Description
Tender green beans and potato wedges simmered in a rich, aromatic tomato and extra virgin olive oil broth.
Ingredients
Scale
Aromatics & Stew Base
- 75 ml extra-virgin olive oil
- 1 medium yellow onion (chopped)
- 1 –2 cloves garlic (finely minced)
- 1 large potato (approx. 225 g, sliced into 5–6 mm half-moons)
- 400 g canned crushed (or finely chopped tomatoes)
- 250 –300 ml hot water (enough to come halfway up the vegetables)
Vegetables & Seasonings
- 500 g fresh green beans (trimmed)
- 60 ml finely chopped flat-leaf parsley
- ½ tsp dried oregano
- ½ tsp ≈3 g fine sea salt, plus more to taste
- Freshly ground black pepper
- 1 tsp red wine vinegar (optional, for finishing)
Instructions
- Warm the olive oil in a wide heavy pot over medium heat. Sauté onion 5–7 minutes until softened.
- Add garlic and potatoes; cook 3–4 minutes, stirring to coat.
- Add green beans; stir 2–3 minutes to coat.
- Stir in tomatoes, parsley, oregano, salt, and black pepper.
- Pour in 250–300 ml hot water so it reaches halfway up the vegetables.
- Bring to a gentle bubble, reduce heat to low, cover, and simmer 40–50 minutes until beans are very tender and potatoes are cooked through; uncover for the last 5–10 minutes if you want a thicker sauce.
- Off the heat, stir in vinegar (if using).
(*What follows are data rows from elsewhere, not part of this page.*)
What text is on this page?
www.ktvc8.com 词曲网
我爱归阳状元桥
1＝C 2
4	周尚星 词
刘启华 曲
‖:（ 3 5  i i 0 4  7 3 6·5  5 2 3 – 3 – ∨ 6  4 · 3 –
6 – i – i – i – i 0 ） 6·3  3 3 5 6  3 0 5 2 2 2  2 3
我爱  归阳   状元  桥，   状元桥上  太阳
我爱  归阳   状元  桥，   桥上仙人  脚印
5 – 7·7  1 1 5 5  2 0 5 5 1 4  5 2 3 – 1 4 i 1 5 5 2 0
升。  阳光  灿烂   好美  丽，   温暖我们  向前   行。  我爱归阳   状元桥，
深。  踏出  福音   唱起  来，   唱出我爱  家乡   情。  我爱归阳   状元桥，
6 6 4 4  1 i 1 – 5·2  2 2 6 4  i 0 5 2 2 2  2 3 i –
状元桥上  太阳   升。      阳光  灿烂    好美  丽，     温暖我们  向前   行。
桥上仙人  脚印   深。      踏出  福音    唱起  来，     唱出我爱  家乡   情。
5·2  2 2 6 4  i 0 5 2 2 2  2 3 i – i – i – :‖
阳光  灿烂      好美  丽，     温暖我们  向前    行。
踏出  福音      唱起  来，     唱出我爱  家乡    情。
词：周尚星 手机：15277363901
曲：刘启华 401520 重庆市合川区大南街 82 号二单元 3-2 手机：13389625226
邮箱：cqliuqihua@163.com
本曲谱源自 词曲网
Taste and adjust salt. Serve warm or at room temperature.
- Doneness test: beans should be very tender and potatoes easily pierced with a knife.
Notes
Nutrition Facts per Serving: Calories: 212 kcal | Total Fat: 14.0 g (Saturated Fat: 1.9 g) | Sodium: 240 mg | Total Carbs: 21.1 g (Fiber: 4.8 g, Sugars: 6.4 g) | Protein: 3.8 g
These values are approximate and may vary based on ingredients and preparation.